Pei Anping, Briton, graduate of Queens' College of the Cambridge University, is now a doctor of Beijing United Family Hospital. [Photo provided to Qianlong]
One summer afternoon, Pei Anping went on foot as usual under strong sunlight from where he works to the place ten-plus minutes away to train doctors at the Center for Family Medicine and Integrative Health Care of United Family Healthcare.
Pei Anping, Briton, is now a general practitioner member of Royal College of Physicians. In 2000, he and his family moved to Beijing. His wife works at the Chinese Academy of Sciences and he is a doctor of Beijing United Family Hospital.
In the 17 years of life in Beijing, walking and taking a bus are his favorite means of transport. “First, they are safe; second, they are environment-friendly; plus they save me the troubles of parking and buying insurance,” Pei Anping said. He also found out some tips, “I won’t choose to get on a bus at the doorstep, but I will walk to another bus stop around the Fourth Ring Road, get off the bus some distance ahead and walk to the hospital for both saving time and avoiding crowded carriages.”
For these years, he leads a life of almost three points and one line: home in Beijing, hospital, home in UK. “I ever had an illusion that it was out of China as soon as I arrived at the hospital, because, it was an international environment where colleagues and patients were all foreigners. But now it is not of much difference. My Chinese colleagues are increasing, and 70 percent of patients are Chinese too. In addition, it is full of high-rise buildings and internationalized department stores out there of the hospital, ”Pei Anping said.
He takes most responsibility of taking care of their children because his wife is too busy with her work. His love to his children makes him have an extra favor about China. “Chinese pay great attention to children and they are very nice to children. My neighbors often remind us of putting on more cloth for children. My oldest child often leaves behind his cellphone, and when he turns to the people around for help in an emergency, they all help him with pleasure,” Pei Anping said, “The children are very safe to live here, and that makes us feel at ease.”
Enrolled in China’s local kindergarten and primary school since childhood, the two children of Pei speak fluent Chinese, and they even make grammar mistakes that a Chinese often makes when they speak English.
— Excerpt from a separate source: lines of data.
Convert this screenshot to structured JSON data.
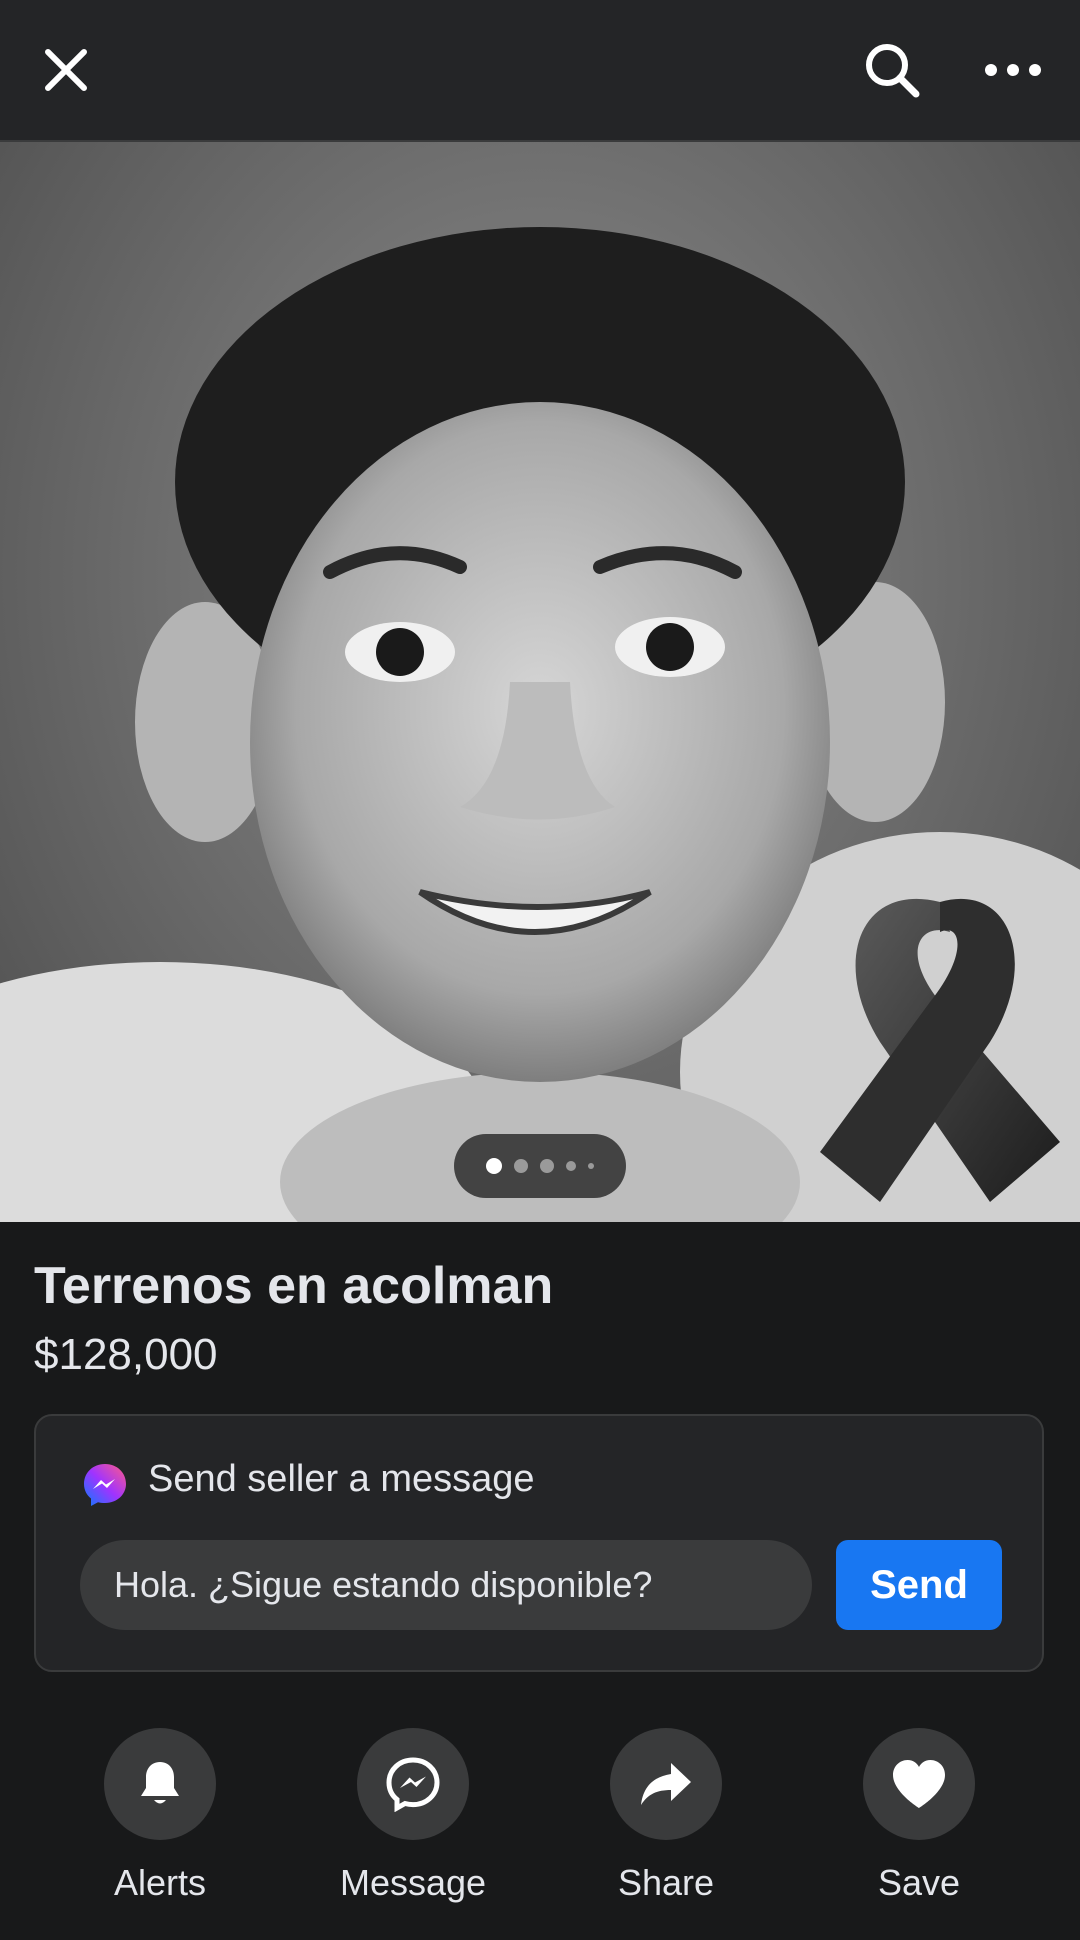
{
  "header": {
    "icons": [
      "close-icon",
      "search-icon",
      "more-icon"
    ]
  },
  "listing": {
    "photo_pages": 5,
    "current_photo": 1,
    "title": "Terrenos en acolman",
    "price": "$128,000"
  },
  "message_box": {
    "title": "Send seller a message",
    "input_value": "Hola. ¿Sigue estando disponible?",
    "send_label": "Send"
  },
  "actions": [
    {
      "label": "Alerts",
      "icon": "bell-icon"
    },
    {
      "label": "Message",
      "icon": "messenger-icon"
    },
    {
      "label": "Share",
      "icon": "share-arrow-icon"
    },
    {
      "label": "Save",
      "icon": "heart-icon"
    }
  ],
  "colors": {
    "background": "#18191a",
    "surface": "#242527",
    "accent": "#1877f2"
  }
}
During 2008 Beijing Olympics, the two children took a Chinese national flag to watch a match at Bird Nest and they shouted: “China Jiayou, China Jiayou!”
Even Pei Anping himself becomes more “Chinese”.
“About five or six years ago, I went back to UK to apply for a fix-line telephone, but I was told by the staff it could be arranged as early as three weeks later! Back to China, we needed to install broadband. Out of my expectation, it only took 40 minutes before a worker dropped in,” Pei Anping said, “In UK, most things have to be planned one or two months in advance, even for visiting a friend.”
Once, Pei’s family planned to go back to visit friends and relatives in UK. Before they set off, he asked his friend when he was free, his friend thought for a moment and said, “About next month.” Pei Anping felt awkward. “Later, we switched to the “Chinese” way. We asked my friend directly after we went back to UK, ‘Are you free this evening? We will visit you and bring something for a meal. ’”
Getting used to the rhythm, work, delicacies in China, Pei Anping said it makes him feel cozy here.